The jasmine was planted to cover a bower, but it does not know that. It just knows how to tangle its way up to the sky. However, if its new long shoots are tied to the bamboo struts Mr Danziger has carefully put in place, it will soon do the job.

But what about the tree that Ms William-Powlitt has set her heart on? One grows on a neighbouring roof and she envies it daily. Looking at it through field glasses, I thought it might be Pittosporum tenuifolium, which grows to about 15ft. The weight of a full-grown tree might pose problems: the maximum load on the roof is supposed to be 150lb a square metre. Like many New Zealanders, this tree copes well in difficult conditions, but I would start it off in a half-barrel rather than a small pot.

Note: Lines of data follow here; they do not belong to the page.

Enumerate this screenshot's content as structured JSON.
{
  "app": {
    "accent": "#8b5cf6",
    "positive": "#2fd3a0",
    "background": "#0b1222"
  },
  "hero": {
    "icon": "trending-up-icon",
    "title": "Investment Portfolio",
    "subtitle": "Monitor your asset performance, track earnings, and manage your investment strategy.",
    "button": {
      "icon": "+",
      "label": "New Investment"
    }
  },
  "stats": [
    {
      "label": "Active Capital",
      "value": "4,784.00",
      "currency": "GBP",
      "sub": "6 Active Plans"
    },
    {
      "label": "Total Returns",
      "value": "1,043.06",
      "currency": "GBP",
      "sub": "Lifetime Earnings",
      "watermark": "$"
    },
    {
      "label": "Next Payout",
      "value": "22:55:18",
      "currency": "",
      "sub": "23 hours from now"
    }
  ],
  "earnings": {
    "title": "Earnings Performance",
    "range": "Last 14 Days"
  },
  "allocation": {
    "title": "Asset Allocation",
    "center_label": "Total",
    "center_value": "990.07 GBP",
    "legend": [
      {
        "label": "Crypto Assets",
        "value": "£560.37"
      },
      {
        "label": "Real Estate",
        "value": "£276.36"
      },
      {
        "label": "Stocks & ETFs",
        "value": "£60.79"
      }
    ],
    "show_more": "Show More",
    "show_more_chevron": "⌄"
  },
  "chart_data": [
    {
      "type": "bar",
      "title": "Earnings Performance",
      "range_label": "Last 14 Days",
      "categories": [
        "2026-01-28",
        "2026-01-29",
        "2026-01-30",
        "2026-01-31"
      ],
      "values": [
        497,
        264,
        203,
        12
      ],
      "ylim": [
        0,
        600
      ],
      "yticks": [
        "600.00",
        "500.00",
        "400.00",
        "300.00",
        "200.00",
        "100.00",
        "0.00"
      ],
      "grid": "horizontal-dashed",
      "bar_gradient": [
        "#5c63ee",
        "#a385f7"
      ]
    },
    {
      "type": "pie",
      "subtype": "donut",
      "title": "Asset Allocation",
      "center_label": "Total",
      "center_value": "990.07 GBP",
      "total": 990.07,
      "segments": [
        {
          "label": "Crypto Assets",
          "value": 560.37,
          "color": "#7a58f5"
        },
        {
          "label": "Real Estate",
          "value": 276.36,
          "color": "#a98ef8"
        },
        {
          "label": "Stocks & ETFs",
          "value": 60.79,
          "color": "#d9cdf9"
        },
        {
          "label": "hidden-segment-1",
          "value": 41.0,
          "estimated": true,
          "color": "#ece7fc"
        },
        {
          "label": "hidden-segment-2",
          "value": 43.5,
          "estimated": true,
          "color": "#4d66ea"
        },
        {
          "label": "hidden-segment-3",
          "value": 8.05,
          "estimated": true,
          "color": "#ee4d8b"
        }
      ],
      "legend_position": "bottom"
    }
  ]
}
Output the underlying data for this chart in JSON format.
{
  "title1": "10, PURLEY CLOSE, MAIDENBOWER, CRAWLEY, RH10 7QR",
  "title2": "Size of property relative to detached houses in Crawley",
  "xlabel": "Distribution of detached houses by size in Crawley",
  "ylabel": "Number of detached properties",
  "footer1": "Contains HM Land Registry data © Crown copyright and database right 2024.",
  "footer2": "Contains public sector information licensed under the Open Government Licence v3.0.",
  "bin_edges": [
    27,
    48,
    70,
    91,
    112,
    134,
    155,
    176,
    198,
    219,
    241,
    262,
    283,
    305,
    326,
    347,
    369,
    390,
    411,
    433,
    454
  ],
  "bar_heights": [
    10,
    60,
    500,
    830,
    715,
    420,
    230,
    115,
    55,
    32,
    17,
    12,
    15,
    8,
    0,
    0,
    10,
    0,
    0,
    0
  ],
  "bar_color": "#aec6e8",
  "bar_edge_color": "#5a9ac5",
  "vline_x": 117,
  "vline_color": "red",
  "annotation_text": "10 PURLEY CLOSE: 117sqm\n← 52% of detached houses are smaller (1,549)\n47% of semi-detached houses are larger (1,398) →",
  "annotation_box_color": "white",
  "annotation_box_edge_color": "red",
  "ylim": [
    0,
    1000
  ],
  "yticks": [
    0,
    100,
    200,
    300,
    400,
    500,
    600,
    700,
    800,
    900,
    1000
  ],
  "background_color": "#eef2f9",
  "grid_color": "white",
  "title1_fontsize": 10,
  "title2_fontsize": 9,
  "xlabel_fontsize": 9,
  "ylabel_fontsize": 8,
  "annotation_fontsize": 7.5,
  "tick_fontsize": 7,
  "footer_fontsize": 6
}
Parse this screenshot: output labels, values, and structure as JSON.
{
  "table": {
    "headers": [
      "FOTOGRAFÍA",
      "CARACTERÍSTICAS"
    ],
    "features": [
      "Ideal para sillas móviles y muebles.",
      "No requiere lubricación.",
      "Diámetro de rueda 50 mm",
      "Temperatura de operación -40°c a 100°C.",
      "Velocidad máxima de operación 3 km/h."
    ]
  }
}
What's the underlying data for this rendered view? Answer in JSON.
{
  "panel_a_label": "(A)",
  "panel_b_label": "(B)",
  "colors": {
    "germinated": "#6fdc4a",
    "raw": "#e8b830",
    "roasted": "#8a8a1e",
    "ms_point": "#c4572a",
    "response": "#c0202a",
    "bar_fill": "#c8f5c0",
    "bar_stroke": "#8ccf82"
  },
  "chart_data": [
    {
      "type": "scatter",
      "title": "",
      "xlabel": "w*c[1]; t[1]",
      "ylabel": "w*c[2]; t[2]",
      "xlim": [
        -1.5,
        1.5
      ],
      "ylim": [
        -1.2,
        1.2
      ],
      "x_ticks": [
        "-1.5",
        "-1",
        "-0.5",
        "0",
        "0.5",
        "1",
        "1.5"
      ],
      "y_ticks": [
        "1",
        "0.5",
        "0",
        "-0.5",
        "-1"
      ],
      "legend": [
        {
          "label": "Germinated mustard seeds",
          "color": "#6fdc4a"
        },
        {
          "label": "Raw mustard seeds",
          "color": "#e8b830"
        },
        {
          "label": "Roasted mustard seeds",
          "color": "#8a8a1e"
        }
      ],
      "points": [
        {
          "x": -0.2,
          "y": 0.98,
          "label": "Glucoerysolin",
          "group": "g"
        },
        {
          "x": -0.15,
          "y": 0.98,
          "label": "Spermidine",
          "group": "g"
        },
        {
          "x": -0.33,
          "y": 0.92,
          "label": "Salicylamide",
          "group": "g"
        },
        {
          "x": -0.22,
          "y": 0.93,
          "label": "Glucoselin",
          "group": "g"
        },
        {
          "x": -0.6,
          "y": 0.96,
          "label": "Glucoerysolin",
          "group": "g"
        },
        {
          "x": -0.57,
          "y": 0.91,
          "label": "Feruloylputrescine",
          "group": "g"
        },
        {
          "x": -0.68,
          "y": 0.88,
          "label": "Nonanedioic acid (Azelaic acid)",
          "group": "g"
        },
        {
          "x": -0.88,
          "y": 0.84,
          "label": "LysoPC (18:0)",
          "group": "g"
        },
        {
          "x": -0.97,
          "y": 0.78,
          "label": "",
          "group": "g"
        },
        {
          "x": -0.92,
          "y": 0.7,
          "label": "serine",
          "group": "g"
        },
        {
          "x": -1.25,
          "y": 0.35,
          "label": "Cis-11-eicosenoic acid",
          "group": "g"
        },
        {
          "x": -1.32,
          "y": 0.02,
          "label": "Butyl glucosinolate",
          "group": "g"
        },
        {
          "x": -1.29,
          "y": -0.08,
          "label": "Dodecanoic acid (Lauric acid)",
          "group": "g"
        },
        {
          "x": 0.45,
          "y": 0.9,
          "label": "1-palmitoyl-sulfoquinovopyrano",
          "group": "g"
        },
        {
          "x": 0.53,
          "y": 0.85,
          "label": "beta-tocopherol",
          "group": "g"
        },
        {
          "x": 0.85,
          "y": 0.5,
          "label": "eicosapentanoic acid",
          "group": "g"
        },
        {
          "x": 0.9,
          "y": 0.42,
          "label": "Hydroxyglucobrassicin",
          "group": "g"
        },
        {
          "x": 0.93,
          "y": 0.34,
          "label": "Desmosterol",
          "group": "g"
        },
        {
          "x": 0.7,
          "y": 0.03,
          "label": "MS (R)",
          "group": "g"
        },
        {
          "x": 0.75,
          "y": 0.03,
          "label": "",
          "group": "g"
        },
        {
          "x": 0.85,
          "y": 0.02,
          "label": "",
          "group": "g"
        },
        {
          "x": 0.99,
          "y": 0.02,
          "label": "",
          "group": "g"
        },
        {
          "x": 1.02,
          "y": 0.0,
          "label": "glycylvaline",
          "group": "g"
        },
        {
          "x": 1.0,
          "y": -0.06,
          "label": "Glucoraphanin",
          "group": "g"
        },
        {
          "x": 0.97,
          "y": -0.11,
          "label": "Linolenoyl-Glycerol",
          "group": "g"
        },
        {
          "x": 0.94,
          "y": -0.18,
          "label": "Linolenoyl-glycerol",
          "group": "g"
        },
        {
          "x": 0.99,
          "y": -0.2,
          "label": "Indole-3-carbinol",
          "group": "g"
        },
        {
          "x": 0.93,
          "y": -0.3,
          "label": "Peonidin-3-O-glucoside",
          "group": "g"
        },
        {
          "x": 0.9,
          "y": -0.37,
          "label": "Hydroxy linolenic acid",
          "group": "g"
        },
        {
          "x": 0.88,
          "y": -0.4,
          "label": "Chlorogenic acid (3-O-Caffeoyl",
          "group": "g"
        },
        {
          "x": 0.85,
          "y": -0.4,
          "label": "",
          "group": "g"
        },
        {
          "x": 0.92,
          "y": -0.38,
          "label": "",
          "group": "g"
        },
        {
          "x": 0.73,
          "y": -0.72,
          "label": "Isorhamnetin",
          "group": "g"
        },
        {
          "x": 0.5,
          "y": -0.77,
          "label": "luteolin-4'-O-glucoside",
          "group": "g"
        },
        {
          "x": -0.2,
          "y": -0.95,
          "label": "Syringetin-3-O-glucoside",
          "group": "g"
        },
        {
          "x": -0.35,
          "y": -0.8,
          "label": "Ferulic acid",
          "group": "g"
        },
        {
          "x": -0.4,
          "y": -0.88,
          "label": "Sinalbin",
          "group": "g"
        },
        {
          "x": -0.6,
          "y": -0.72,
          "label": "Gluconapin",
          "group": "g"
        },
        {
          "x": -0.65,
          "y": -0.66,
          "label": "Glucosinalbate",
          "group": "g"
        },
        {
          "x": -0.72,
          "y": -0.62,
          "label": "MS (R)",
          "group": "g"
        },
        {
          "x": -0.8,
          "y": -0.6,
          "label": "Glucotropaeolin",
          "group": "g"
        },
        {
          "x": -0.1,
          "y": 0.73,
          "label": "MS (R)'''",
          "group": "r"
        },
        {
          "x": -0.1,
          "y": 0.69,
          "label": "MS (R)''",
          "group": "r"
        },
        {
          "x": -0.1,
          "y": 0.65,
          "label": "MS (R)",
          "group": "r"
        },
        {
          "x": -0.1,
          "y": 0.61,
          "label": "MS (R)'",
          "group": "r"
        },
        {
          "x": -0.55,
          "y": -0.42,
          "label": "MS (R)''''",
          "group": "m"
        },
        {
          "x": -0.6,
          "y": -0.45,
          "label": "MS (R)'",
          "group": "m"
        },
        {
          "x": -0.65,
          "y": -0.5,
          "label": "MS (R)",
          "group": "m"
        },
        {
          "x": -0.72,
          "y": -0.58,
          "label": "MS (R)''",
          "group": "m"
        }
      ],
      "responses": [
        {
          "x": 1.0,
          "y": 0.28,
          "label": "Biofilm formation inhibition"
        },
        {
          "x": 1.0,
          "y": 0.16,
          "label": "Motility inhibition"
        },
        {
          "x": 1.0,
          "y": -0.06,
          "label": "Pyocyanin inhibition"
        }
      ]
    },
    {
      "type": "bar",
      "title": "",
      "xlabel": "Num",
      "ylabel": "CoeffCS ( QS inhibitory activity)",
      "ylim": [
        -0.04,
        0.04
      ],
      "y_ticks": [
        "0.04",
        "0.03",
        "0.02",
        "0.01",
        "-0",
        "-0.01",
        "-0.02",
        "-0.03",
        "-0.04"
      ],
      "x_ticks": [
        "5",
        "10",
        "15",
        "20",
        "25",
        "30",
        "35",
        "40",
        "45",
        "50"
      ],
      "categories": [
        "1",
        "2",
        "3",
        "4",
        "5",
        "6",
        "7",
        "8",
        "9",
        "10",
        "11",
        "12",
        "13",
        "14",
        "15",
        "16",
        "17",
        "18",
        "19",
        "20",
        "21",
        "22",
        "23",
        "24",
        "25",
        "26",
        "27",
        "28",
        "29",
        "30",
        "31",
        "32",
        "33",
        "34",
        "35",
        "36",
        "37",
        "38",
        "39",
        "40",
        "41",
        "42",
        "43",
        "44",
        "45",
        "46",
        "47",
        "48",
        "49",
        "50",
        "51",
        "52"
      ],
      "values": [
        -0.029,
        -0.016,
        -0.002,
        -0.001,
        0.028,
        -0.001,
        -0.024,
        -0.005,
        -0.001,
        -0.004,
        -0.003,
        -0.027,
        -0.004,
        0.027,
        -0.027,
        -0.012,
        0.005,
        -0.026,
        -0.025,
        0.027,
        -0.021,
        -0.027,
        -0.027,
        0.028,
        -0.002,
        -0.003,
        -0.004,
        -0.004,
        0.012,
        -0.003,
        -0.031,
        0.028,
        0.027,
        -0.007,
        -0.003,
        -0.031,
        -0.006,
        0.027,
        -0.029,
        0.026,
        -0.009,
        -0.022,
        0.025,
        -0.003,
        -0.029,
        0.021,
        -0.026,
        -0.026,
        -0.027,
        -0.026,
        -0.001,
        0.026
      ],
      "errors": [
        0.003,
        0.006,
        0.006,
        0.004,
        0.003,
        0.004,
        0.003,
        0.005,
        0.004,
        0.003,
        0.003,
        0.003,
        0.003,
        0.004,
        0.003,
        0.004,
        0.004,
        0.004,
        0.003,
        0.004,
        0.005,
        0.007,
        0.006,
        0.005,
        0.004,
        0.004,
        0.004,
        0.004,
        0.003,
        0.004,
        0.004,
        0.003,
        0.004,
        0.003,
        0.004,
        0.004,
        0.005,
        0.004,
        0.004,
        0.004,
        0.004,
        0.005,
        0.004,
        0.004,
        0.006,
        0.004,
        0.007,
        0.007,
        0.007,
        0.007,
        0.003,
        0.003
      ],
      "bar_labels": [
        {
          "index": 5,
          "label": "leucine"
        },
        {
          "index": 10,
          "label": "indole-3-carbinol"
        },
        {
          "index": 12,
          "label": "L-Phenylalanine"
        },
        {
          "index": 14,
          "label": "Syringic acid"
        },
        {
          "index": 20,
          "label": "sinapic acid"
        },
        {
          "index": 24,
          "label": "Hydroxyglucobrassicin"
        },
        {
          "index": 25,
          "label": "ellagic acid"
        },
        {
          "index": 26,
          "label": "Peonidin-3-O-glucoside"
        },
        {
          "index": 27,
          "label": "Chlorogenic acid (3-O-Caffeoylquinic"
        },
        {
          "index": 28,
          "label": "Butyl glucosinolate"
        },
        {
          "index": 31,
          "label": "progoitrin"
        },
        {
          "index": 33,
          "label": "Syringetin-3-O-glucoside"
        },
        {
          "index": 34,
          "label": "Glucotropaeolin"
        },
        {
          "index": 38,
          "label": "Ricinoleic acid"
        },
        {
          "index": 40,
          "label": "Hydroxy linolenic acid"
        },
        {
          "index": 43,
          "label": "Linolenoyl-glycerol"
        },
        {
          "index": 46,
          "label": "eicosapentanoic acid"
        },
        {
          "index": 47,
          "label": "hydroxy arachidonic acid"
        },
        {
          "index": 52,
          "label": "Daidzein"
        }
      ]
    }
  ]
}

Mr Danziger already has a eucalyptus in a pot too small for it. The foliage is superb. Why didn't he whack that into a half-barrel, stake it so that the lead shoot knew it was boss, and grow that on as The Tree? It could replace a slightly unsatisfactory cupressus tucked into a corner where the entrance to the roof met the east-facing party wall.

Though potentially a chilly gap, the eucalyptus leaves would look splendid silhouetted against the sky, and it would grow fast. Perhaps too fast. Think of the traffic news in a few years' time: 'Chaos in West End as crane lowers giant tree from Goodge Street roof.'

The eucalyptus foliage would be too sparse to provide the shade on the 'want' list, but there is the beginning of a shady patch under the net of Clematis montana in the south-east corner. Without too much difficulty, you could make a miniature pergola with two bamboo uprights and a few cross pieces to extend this green roof parallel with the whole length of the south- facing trellis. The winter jasmine, honeysuckle and ivy already growing on the trellis would help the clematis with the roofing.

The only obvious gap in the windbreak of climbers is on the south-facing side where the clematis, rather than looking at the view into Goodge Street, has shot up on to wires strung over the top of the corner. I suggested the big-leaved vine, Vitis coignetiae, to fill the space. Its foliage would contrast well with the fussier leaves around it, and the autumn colour might be good. A pot would restrain its growth, which would otherwise be over-exuberant in this position.

An automatic irrigation system would make life easier for the couple, but I hope they do not get one. It would not see the aphids, or tweak a tendril of clematis in the right direction. While they are watering, these two novices are looking and learning about their plants, turning themselves into proper gardeners. That is worth an hour a day.